In some cases, the fishnet has opened up opportunities for other mesh styles.
“The net lace was received very well, because it’s a continuation of the feel of fishnet with the open weave,” said Maria Basquil, sales manager for Wolford America. “The fishnets are still going strong, although every manufacturer is stocking shelves with them. Fishnets are almost becoming classics now.”
At Wolford, sales were driven by the assortment of textures and colors.
“The classic hosiery people want more fashion,” she said. “This fall, the trend business is becoming as important as the classics.”
During market, Wolford introduced a line of tights, including an unusual toe-and-heel-free style called Fuseau, and bodysuits designed in collaboration with Jean Paul Gaultier. Each features a woven Eiffel Tower motif. The tights, for example, showcase the Eiffel Tower as a decorative seam extending from the ankle to the mid-calf, its base embracing the heel. The Fuseau tights feature the Eiffel Tower running down the back of the leg, with the base embracing the cut-out heel.

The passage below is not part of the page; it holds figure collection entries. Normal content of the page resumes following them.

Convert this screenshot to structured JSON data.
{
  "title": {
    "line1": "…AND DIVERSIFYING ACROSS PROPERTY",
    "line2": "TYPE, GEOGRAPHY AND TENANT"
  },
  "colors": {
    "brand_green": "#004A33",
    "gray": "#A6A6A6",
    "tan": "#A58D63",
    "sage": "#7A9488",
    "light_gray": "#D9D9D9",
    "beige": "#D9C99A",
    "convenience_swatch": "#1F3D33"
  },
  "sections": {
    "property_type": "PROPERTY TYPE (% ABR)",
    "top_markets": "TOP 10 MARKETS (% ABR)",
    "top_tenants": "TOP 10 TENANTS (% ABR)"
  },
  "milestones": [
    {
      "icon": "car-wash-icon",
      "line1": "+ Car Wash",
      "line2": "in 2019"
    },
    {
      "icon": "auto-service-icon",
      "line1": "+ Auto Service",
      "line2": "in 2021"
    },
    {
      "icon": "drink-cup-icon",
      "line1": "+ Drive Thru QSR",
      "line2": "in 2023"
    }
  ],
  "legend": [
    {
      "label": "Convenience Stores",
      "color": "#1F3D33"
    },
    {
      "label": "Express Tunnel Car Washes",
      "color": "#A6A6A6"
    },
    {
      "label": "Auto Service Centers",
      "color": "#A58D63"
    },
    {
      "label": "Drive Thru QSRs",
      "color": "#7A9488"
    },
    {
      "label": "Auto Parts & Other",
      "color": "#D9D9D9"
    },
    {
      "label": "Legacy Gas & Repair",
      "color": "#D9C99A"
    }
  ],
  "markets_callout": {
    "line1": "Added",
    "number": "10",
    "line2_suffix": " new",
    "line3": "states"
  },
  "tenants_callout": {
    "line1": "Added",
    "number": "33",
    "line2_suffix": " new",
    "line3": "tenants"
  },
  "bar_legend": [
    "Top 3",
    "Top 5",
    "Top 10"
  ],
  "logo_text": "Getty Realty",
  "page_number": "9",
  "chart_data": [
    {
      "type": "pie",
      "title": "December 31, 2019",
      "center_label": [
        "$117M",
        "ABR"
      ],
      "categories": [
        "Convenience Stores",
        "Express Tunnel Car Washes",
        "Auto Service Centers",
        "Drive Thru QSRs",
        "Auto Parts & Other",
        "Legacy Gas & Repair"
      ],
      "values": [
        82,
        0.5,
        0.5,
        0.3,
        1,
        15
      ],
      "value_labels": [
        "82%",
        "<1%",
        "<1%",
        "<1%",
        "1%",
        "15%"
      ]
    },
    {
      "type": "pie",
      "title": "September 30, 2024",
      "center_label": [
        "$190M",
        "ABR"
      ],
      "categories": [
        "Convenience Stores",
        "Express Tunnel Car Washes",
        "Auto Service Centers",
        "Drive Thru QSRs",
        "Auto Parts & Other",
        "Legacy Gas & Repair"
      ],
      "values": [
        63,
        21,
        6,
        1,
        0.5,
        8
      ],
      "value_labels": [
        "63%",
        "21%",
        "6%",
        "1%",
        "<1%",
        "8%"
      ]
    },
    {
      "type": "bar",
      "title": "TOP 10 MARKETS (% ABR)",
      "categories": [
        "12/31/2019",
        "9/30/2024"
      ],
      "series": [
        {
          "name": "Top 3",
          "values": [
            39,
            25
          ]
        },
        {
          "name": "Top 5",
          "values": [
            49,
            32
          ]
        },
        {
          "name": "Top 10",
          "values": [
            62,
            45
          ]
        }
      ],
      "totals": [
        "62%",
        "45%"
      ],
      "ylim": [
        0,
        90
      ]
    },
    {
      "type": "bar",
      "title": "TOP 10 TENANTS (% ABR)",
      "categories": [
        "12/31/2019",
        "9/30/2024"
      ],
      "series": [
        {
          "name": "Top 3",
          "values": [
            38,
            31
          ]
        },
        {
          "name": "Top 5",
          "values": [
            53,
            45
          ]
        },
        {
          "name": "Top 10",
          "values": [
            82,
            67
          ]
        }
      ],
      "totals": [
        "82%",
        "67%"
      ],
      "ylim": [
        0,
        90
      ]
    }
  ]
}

The line will be marketed as a collaboration, with Wolford and Jean Paul Gaultier on the packaging. Its suggested retail prices are $215 for the bodysuits, $100 for the Fuseau tights and $65 for regular tights, with the retail launch planned in Wolford boutiques and select specialty stores in April.
At Tommy Hilfiger, Russel J. Klein, president of women’s legwear, said, “The collection business is not happening, it is really about items. Retailers were looking for a greater depth of items, which also sell through better.”
Classic fashion looks such as houndstooth, chalk-stripe and argyle had been received well in Hilfiger’s signature red, navy and white, as well as maple leaf and currant, according to Klein. Also leading sales were opaque thigh highs, fishnets, and open-mesh tights in a variety of colors.
Lederman, at Leg Resource, said novelty looks peaked interest, and noted that much of the action was led by luxury fiber treatments, in particular pima cotton and cashmere, in basics and novelty items, such as men’s wear-inspired patterns using blends of precious fibers, such as cashmere, angora blends and pima cotton.
Lederman said one of the challenges with novelty items is that, unlike basic hosiery, novelty constantly needs to be updated to keep the departments exciting. This, he said, will put more pressure on vendors to deliver more frequently.
“Fashion is what keeps [women] shopping on the floor. It brings color and life to it, even if she ends up buying basics,” Royce’s McNellis said.